In corn, I think I've found the key to the American food chain. ... If you look at a fast-food meal, a McDonald's meal, virtually all the carbon in it and what we eat is mostly carbon comes from corn. A Chicken McNugget is corn upon corn upon corn, beginning with corn-fed chicken all the way through the obscure food additives and the corn starch that holds it together. All the meat at McDonald's is really corn. Chickens have become machines for converting two pounds of corn into one pound of chicken. The beef, too, is from cattle fed corn on feedlots. The main ingredient in the soda is corn high-fructose corn syrup. Go down the list. Even the dressing on the new salads at McDonald's is full of corn.
(Thanks to Bill Cronon for sending this)
What does this do to the land?
Corn is a greedy crop, as farmers will tell you.
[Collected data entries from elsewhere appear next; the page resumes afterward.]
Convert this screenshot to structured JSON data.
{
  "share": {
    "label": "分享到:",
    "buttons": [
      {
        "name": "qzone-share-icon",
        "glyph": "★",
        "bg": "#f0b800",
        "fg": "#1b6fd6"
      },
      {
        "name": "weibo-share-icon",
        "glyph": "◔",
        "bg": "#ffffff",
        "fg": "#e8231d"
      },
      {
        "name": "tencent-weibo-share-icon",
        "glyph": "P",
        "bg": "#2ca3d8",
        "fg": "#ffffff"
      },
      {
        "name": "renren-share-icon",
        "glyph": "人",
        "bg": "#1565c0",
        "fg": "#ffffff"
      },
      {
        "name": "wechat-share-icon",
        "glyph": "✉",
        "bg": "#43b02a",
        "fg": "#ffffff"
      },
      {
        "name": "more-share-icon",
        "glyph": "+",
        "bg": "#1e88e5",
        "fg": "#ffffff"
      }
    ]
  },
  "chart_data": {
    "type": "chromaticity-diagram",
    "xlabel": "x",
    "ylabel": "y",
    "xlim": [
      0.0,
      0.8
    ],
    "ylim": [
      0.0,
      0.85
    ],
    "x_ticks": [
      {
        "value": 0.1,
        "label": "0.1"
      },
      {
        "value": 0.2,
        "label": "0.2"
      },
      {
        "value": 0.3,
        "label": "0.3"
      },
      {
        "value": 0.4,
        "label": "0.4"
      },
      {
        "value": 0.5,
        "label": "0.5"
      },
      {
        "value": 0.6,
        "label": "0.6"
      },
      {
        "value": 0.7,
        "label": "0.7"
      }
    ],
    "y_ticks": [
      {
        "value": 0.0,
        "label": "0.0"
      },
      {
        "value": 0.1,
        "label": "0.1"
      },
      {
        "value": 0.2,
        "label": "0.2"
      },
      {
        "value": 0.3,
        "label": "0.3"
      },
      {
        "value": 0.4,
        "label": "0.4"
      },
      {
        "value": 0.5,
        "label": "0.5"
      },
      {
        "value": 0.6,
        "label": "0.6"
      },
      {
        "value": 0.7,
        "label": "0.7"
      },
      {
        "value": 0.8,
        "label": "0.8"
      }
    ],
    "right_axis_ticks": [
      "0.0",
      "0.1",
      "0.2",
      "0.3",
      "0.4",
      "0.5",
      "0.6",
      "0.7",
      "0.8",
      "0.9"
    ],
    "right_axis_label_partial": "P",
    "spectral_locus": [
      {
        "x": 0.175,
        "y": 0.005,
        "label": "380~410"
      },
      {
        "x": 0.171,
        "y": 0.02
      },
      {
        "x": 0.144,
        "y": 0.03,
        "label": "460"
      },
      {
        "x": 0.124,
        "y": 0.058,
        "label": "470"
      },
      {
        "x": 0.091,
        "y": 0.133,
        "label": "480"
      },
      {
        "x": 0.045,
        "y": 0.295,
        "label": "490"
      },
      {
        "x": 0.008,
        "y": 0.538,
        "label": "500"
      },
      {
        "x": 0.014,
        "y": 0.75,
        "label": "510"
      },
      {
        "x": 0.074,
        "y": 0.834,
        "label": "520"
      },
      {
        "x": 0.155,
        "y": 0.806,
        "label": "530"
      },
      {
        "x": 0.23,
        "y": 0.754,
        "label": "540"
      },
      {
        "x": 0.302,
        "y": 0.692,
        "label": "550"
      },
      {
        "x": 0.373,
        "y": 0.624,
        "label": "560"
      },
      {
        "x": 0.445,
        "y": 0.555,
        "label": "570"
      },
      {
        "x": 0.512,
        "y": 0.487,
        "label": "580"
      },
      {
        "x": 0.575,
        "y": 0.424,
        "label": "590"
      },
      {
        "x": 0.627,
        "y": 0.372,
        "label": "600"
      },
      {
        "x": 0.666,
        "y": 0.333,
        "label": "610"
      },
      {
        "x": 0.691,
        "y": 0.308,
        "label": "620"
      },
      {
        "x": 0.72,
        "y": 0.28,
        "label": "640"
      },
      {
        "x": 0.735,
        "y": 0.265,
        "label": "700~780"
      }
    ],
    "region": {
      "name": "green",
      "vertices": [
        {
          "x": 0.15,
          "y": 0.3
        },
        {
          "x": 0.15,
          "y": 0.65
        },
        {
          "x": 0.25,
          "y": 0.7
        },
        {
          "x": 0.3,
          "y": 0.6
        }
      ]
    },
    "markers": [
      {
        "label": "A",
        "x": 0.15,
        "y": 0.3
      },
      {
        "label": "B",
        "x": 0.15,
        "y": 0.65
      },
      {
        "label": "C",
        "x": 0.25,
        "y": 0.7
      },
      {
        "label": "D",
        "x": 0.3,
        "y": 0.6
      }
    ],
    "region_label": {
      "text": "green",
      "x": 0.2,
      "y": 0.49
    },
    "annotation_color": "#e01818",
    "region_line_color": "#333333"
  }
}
When you're growing corn in that kind of intensive monoculture, it requires more pesticide and more fertilizer than any other crop. It's very hard on the land. You need to put down immense amounts of nitrogen fertilizer, the run-off of which is a pollutant. The farmers I was visiting were putting down 200 pounds per acre, in the full knowledge that corn could only use maybe 100 or 125 pounds per acre; they considered it crop insurance to put on an extra 75 to 100 pounds.
Where does that extra nitrogen go?
It goes into the roadside ditches and, in the case of the farms I visited, drains into the Raccoon River, which empties into the Des Moines River. The city of Des Moines has a big problem with nitrogen pollution. In the spring, the city issues "blue baby alerts," telling mothers not to let their children use the tap water because of the nitrates in it. The Des Moines River eventually finds its way to the Gulf of Mexico, where the excess nitrogen has created a dead zone the size of New Jersey.